Never have I felt so bad and so good at the same time.
This morning I ran the Tom King Half Marathon. As I was waiting for the start, I realized I’m still smarting emotionally from being swept off the course during my marathon attempt last September. Most half marathons have a four-hour time limit that isn’t adhered to very strictly. The Tom King has a 3:30 cut off time. That’s about how long it takes me to complete a half. Last year the race allowed slower runners and walkers to have a 30 minute head start. Not so this year. I considered the cut off time too close for comfort, but I needed to try to do this.
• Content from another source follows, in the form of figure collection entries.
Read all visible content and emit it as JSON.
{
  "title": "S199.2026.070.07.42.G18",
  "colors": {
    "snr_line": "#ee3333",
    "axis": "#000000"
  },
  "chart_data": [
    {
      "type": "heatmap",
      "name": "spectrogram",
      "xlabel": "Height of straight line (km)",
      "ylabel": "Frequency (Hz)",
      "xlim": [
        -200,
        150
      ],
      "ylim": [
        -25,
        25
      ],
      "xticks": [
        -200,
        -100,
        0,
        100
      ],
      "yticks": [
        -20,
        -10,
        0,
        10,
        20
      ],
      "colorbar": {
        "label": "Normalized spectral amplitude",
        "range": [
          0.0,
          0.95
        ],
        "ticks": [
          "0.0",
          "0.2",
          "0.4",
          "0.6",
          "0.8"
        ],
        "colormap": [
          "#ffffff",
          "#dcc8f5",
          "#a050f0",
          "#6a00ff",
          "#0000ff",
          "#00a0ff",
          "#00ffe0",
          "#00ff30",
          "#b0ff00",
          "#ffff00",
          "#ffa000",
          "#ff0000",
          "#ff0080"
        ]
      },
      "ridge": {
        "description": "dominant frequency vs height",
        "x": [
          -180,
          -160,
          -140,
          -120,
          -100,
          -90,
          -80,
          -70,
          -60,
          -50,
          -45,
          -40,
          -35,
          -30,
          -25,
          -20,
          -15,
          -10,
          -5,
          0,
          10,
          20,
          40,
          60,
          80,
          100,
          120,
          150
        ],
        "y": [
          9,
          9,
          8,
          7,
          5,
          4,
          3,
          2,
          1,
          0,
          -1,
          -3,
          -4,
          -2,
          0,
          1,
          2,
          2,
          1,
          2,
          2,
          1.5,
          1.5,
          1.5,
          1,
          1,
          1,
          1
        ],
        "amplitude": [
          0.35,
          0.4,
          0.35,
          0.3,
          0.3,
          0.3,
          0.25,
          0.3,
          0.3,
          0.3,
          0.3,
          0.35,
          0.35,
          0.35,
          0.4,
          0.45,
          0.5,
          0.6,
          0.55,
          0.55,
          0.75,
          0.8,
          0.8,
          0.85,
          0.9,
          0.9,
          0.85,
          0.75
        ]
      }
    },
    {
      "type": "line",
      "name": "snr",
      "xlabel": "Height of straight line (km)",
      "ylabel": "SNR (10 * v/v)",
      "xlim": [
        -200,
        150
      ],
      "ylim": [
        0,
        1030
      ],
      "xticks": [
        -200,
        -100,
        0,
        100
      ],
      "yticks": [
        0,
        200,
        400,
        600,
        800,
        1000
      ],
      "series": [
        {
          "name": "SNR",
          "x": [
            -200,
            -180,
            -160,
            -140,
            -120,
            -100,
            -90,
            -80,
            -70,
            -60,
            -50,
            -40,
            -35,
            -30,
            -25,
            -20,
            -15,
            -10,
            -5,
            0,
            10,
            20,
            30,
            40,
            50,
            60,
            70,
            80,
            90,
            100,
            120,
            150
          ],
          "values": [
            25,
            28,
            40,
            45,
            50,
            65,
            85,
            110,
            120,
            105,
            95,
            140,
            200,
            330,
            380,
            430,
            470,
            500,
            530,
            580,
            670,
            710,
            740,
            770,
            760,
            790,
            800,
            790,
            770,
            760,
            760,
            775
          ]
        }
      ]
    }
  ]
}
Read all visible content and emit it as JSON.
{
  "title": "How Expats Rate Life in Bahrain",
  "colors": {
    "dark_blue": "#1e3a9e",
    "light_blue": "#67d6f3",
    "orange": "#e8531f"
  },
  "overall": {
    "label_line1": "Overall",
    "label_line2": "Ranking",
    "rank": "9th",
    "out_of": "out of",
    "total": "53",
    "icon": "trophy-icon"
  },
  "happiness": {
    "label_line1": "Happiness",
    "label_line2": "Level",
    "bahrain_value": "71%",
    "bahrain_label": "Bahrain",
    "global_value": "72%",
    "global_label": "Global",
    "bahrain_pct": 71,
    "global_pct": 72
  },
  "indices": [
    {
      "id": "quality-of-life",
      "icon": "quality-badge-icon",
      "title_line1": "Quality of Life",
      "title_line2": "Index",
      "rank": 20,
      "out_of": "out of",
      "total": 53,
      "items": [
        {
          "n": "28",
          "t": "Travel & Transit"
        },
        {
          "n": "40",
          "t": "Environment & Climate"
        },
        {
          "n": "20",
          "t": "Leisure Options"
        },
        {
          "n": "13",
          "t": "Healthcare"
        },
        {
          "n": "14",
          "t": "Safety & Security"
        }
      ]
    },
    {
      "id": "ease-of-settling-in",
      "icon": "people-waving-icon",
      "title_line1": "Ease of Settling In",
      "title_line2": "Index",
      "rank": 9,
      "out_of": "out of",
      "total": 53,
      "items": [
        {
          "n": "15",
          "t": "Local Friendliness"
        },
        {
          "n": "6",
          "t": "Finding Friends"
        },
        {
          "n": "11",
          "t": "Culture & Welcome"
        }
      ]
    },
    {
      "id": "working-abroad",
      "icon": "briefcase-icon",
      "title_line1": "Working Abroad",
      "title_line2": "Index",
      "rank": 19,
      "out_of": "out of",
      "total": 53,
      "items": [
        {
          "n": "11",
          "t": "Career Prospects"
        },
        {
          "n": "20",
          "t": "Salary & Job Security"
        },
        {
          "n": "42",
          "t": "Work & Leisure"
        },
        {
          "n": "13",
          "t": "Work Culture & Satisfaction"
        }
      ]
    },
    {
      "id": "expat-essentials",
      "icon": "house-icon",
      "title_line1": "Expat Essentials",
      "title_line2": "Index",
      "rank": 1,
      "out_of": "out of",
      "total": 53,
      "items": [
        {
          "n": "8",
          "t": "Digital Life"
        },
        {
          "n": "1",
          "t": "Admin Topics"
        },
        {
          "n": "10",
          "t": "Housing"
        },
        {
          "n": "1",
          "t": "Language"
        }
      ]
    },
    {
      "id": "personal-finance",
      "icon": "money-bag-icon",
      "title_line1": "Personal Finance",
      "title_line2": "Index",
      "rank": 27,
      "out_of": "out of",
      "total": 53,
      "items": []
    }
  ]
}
I made the biggest mistake one can make during an endurance event. I started out too fast. I ran the first eight miles faster than is advisable for someone of my current fitness level. And then…
The wheels fell off. During the final 5.1 miles I contended with heavy-legs, a calf cramp, a side stitch and…just for kicks…nausea. My jog was reduced to a pitiful shuffle.
It was clear I wasn’t going to finish before the cut-off time, but there were quite a few people around me so I figured we’d be allowed to finish. I just wasn’t sure I wanted to. When a road on the course dead-ends in front of Titans Stadium, runners take a left, running around the stadium and into a tunnel that takes us to the finish line on the football field. A right turn would have taken me directly to my car, allowing me to bypass the embarrassment of facing the race crew. What to do?
I decided to take the left turn. I needed a symbolic gesture to help me move beyond the bruising I took in September. Completing a half marathon with a tight cut off time would do the trick. So with head held high I shuffled forward.
Once I was in the tunnel the folks who work events at Titans Stadium cheered for me as if I were about to win the Olympic Marathon. I cried, and just thinking about it as I type this makes me cry again. Blessings to those kind people.
I finished in about 3:39. When someone on the race crew put the finisher’s medal around my neck I told her I wasn’t sure there would be any hardware left. “Hey, you deserve this,” was her kind reply.
As I limped my way out of the stadium and toward the parking lot, my friend, Lynn walked toward me. She ran 10 miles of the course as a training exercise and finished WAY before I did. She waited more than an hour in order to check on me. That’s friendship.
I’m going to spend the afternoon relaxing while I wait for the Aleve to kick in. I have an massage appointment late this evening. I made the appointment yesterday in anticipation of having something to celebrate. While my time wasn’t anything to write home about, I do have something to cheer about.
The marathon-attempt monkey is now off my back.